After the war, Grant would lead the enforcement of Reconstruction in the former Confederate states, as well as supervise the Indian Wars of the West.

He would, of course, eventually be elected President in 1868 at the age of 46, America’s youngest chief executive to date.

Grant’s first term was consumed by violence in the South as so-called Black Codes began to forge a new caste system beyond the Mason-Dixon. Primarily due to the domestic terrorism meted out by the Ku Klux Klan, the violence threatened to undo many of the gains of Union victory. Grant ferociously defended both newly freed blacks as well as white Republicans from their wrath, eventually all but dismantling the racist rabble of former Confederates known then as KuKluxers and later as the KKK.

His second term however was notorious for a series of scandals, none of which implicated the President directly, but were often the result of his less than stellar record in appointing cabinet members and other federal officials. Grant’s inexperience in political matters led him to often make unilateral decisions without the consent of his cabinet as well as place faith in former war friends whom he trusted far too casually.

Upon leaving office, Grant toured the world with Julia as a sort of quasi-official diplomat at large. He visited heads of state across Europe, eventually making his way to China and Japan before arriving back in the U.S. via San Francisco over two years later.

Grant’s vision for the country, and the world, had grown immensely in these years and he dabbled with the idea of running for an unprecedented third term, going so far as to allow himself to be promoted at the Republic Convention of 1880. Alas, it was not to be, as Rutherford B. Hayes took the nomination instead.

Finally settling in New York City, Grant and his son Buck went into partnership in a Wall Street brokerage firm with an unscrupulous fellow by the name of Ferdinand Ward, a scam artist of the highest order who promulgated a pyramid scheme that brought down banks and fortunes, including Grant.
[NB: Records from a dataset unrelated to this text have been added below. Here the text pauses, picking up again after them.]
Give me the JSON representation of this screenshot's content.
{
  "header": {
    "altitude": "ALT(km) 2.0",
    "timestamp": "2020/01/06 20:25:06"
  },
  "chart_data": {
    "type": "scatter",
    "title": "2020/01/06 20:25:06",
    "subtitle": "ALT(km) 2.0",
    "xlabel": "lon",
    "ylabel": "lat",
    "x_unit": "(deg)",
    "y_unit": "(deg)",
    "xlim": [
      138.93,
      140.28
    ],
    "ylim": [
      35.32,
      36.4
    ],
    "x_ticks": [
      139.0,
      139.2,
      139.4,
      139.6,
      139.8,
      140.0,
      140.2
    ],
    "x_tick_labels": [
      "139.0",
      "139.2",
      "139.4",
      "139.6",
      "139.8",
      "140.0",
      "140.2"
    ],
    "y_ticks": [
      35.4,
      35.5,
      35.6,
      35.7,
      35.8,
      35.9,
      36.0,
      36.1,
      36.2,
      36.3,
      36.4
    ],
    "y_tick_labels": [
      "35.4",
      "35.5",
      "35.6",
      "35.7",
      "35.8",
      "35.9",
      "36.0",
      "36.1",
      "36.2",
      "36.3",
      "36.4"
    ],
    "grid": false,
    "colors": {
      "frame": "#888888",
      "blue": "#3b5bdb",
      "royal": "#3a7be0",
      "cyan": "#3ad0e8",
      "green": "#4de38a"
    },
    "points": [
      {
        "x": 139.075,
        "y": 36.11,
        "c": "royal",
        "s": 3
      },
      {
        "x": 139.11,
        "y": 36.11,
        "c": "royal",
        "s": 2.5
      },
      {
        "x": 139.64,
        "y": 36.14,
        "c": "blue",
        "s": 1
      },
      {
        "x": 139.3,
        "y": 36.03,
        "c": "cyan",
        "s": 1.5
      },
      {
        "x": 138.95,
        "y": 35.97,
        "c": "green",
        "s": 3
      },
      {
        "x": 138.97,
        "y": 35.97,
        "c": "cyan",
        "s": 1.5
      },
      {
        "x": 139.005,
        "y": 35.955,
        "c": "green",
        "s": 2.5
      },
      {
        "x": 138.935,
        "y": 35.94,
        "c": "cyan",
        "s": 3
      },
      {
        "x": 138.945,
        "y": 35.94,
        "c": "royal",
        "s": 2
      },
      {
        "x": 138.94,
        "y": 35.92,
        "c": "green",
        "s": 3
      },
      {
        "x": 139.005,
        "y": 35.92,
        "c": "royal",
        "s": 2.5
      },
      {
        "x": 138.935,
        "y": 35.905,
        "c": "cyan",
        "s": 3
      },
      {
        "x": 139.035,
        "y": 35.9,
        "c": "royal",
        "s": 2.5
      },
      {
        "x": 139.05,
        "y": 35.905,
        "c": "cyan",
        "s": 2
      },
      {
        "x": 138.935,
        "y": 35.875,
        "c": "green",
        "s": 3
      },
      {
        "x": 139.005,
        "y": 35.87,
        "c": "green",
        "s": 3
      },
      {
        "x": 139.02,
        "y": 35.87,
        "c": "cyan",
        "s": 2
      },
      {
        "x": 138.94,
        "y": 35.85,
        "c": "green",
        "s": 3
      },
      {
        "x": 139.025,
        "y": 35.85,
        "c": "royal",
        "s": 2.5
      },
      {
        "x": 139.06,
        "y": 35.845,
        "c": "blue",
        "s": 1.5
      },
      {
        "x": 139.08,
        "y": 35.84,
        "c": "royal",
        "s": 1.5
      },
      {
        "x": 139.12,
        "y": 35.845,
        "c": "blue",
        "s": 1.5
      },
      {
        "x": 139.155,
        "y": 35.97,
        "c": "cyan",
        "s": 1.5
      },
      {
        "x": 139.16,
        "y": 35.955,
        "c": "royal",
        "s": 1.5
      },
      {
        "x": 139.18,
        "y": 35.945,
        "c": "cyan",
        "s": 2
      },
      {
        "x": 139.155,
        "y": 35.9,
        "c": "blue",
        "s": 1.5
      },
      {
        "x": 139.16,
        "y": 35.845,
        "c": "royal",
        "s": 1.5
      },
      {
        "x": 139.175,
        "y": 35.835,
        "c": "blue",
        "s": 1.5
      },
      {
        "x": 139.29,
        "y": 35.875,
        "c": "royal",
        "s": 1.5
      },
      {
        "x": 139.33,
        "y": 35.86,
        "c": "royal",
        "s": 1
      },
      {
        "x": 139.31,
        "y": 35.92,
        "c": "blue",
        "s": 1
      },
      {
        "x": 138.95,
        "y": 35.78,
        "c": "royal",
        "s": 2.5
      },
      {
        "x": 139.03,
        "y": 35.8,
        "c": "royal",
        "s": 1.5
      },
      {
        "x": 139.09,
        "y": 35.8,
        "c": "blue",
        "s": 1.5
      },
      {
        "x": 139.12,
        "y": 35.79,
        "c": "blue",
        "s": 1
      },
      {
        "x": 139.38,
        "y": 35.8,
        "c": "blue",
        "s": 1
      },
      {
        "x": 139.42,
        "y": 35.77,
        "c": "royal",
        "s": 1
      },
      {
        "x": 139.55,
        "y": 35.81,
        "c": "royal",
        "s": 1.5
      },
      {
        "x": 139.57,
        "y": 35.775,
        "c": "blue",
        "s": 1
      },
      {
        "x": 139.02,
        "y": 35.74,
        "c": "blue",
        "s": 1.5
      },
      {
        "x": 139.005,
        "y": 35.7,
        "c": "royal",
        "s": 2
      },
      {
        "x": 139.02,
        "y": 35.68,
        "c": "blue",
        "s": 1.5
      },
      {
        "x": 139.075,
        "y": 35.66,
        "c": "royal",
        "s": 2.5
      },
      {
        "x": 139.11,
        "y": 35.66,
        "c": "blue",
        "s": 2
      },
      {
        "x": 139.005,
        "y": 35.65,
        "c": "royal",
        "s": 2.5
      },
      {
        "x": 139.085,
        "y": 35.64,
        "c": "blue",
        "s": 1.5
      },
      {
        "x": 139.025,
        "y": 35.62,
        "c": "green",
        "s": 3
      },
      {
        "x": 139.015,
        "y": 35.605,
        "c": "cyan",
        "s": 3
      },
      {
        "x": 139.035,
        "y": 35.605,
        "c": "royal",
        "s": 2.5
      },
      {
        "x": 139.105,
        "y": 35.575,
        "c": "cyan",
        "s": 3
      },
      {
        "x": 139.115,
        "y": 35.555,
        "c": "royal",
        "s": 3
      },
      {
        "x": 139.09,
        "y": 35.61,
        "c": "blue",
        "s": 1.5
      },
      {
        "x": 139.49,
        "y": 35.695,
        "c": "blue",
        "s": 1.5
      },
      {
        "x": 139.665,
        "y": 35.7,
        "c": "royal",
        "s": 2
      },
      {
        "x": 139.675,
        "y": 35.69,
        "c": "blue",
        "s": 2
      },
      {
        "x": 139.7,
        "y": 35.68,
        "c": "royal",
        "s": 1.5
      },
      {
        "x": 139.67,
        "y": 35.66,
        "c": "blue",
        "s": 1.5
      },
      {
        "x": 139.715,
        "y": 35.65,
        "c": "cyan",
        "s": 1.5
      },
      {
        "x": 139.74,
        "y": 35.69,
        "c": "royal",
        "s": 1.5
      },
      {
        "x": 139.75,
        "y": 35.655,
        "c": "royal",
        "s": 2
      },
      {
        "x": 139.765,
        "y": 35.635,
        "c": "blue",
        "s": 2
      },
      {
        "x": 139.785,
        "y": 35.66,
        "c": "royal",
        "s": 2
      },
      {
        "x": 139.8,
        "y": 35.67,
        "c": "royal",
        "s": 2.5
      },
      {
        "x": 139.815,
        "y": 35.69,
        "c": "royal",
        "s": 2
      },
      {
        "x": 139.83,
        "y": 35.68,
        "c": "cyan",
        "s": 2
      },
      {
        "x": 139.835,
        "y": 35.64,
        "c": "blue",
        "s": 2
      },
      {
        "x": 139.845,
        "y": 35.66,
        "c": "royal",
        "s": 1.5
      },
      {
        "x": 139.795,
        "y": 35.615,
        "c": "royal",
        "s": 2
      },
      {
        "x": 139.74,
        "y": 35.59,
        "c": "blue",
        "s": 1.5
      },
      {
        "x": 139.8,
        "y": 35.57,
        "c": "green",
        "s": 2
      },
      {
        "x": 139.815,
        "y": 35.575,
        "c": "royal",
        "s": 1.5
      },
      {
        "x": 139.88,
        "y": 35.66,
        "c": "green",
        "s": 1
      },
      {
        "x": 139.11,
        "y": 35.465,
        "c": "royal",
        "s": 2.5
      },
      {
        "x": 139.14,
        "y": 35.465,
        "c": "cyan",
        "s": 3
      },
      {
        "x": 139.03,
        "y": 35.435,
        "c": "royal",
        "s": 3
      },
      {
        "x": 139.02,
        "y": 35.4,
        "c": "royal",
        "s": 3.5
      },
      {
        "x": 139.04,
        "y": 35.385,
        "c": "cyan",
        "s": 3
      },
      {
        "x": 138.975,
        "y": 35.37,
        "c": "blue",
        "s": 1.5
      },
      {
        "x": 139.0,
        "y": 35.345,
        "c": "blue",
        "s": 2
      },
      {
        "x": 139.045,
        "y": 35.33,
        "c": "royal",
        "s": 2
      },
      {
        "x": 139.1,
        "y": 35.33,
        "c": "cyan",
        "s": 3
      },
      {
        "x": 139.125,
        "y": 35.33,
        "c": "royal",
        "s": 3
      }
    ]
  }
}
The former war hero and president was left penniless.

Soon after, Grant, a lifelong cigar-smoker, was diagnosed with throat cancer.

Wanting to create a lasting source of income for his family, Grant began writing his memoirs, published by Mark Twain, over the last few months of his life. He wrote tirelessly, completing them just days before his eventual death. They sold beyond Twain’s wildest dreams, and generated the fortune he had lost with the Ward scandal.

Chernow’s Grant is a marvelous book about an incredible man. I loved every page of it. The book’s success has seemingly restored Grant’s reputation in the eyes of the public and its themes and storylines, especially in regard to racial justice and reconstruction are more relevant now than any time since the Civil Rights movement of the 1960s.

This is a big, generous, sophisticated, and stirring biography. I can’t imagine any future presidential bio on my list surpassing it.